People have good reasons for wanting the legislation to fail: more than half (53 percent) believe that they and their loved ones would be worse off under proposed changes. A majority also think the economy (54 percent) and U.S. health care system (55 percent) would suffer. Many see the health care legislation as an inappropriate federal power grab: 76 percent of respondents (and 80 percent of women) reject the statement that “It is the responsibility of the federal government to mandate that everyone have government-approved health insurance and to be penalized if they do not.”
A margin of nearly 2-to-1 agreed that “the current legislation gives government too big a role in the healthcare system” (63 percent agree [53 percent strongly] vs. 32% disagree). A majority were also very concerned about cost, with 64 percent agreeing (52 percent strongly) that “We as a nation can’t afford to pay for the current healthcare legislation right now.”

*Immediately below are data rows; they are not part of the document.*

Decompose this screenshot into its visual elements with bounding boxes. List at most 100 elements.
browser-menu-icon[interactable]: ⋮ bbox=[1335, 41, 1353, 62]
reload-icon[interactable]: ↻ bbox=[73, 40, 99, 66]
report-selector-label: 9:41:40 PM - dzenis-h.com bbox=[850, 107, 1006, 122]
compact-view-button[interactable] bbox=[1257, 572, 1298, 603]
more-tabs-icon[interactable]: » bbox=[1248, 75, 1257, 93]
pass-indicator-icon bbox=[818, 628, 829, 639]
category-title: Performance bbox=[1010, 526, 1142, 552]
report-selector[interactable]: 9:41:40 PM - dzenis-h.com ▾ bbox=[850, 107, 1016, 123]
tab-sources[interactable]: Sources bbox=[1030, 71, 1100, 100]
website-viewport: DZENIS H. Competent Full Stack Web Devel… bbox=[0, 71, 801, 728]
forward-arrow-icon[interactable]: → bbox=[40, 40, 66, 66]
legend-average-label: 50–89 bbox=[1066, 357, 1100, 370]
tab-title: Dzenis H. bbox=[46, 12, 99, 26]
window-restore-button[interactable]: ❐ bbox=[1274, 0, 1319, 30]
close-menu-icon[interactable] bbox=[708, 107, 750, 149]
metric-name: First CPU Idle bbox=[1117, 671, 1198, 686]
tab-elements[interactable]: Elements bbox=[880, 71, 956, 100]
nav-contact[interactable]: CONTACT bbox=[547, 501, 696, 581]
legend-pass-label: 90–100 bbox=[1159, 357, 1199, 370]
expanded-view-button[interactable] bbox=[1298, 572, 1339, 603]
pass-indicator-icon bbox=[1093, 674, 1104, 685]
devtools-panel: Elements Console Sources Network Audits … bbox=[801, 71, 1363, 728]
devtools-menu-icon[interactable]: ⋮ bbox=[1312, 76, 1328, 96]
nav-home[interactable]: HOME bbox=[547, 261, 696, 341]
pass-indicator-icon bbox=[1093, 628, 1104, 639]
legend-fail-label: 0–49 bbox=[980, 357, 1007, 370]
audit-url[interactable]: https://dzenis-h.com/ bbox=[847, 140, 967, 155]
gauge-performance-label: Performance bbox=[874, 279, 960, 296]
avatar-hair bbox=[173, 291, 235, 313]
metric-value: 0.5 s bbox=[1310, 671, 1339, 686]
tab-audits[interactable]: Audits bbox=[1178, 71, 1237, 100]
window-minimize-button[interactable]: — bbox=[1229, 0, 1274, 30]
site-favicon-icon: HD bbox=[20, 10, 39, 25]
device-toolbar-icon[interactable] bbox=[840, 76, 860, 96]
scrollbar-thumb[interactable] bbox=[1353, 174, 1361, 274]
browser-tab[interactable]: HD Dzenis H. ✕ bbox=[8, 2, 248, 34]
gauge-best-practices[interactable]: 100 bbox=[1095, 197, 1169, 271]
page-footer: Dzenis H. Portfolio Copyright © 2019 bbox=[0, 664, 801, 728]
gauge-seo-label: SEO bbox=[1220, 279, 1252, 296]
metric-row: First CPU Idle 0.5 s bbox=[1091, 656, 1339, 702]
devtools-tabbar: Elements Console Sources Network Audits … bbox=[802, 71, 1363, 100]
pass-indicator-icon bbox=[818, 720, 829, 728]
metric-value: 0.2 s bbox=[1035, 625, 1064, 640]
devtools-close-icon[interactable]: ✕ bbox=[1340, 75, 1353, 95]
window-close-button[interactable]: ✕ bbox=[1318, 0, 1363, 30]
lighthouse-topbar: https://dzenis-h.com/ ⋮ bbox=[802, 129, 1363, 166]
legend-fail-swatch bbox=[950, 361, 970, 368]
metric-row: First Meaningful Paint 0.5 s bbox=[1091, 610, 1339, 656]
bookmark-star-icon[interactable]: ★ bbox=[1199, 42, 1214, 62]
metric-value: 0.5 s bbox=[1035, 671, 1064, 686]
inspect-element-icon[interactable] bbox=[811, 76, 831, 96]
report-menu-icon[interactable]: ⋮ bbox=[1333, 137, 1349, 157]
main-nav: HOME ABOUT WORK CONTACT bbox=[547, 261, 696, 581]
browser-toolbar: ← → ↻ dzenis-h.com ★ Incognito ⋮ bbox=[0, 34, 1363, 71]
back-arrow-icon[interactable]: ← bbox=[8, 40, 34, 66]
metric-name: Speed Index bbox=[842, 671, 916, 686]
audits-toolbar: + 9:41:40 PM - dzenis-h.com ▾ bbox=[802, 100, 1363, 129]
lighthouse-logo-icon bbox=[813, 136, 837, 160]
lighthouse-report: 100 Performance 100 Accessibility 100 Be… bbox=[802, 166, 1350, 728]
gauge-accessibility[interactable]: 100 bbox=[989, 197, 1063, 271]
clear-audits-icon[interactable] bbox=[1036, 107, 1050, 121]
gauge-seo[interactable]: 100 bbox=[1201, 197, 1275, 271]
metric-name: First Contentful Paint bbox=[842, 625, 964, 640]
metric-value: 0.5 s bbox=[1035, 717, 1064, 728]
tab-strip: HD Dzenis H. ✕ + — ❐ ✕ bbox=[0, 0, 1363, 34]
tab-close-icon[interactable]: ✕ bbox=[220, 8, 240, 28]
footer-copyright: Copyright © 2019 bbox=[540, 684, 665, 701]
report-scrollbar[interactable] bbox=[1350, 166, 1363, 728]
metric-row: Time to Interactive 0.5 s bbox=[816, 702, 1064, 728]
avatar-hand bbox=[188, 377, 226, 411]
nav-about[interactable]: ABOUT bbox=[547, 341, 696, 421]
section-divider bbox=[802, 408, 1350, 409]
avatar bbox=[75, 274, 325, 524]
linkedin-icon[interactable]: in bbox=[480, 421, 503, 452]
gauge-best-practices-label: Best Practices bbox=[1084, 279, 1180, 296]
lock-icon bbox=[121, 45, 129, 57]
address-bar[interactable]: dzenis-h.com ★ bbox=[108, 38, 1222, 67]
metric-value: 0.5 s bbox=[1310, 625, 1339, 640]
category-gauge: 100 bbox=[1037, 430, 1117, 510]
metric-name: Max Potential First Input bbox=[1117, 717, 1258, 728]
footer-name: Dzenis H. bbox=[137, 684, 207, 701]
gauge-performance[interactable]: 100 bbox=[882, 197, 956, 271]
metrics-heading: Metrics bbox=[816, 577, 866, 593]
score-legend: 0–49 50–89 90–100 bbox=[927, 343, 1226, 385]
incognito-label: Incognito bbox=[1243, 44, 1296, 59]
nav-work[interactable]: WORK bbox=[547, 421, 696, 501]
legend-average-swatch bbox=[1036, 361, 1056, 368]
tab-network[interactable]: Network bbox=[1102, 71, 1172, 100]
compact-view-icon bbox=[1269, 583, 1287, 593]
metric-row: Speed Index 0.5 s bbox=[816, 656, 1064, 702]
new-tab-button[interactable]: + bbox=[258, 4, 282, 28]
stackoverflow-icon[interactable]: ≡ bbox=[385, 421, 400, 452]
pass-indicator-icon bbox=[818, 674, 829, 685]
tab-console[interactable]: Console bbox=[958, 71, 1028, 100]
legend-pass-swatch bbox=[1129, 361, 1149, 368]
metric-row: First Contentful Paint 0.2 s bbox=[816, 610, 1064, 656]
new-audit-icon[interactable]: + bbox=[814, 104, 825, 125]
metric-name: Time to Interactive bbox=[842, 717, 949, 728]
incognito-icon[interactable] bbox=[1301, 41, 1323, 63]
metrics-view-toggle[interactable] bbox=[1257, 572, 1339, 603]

Not surprisingly, health care will be a top consideration when voters decide whom to support in November. More than 80 percent of those surveyed said that health care would be among the top three issues they’ll consider. And health care voters overwhelmingly oppose the current legislation.
Overall, 60 percent of voters surveyed said they would vote for the candidate who opposes the proposed health care legislation—that’s nearly twice (32 percent) those who would reward a health care supporter with their vote. Intensity was again on the side of those rejecting current legislation: 38 percent definitely will vote for a candidate opposed to the bill compared to 22 percent who will definitely vote for a health care legislation supporter.
Here’s one finding that’s particularly important for those Members wavering about how to vote this week: if you voted against health care reform in November, your constituents want you to vote against it again. If you voted for it in November, you can help yourself by switching your vote this time around. Sixty-one percent will be less supportive (compared to 29 percent who will be more supportive) of a Member who switched from voting against the bill to voting for the health care bill. In contrast, nearly half (49 percent) will be more supportive (compared to 40 percent who will be less supportive) of a Member who switches from voting for the bill to voting against it.
There are many reasons for Members to vote against this bill: from the policy to the process that has been used to advance it. Yet perhaps the most compelling reason is that Members are elected to represent their constituents—and it is overwhelmingly clear how their constituents would vote on health care if they truly had a voice in Congress.
Carrie Lukas is a fellow at Independent Women’s Voice.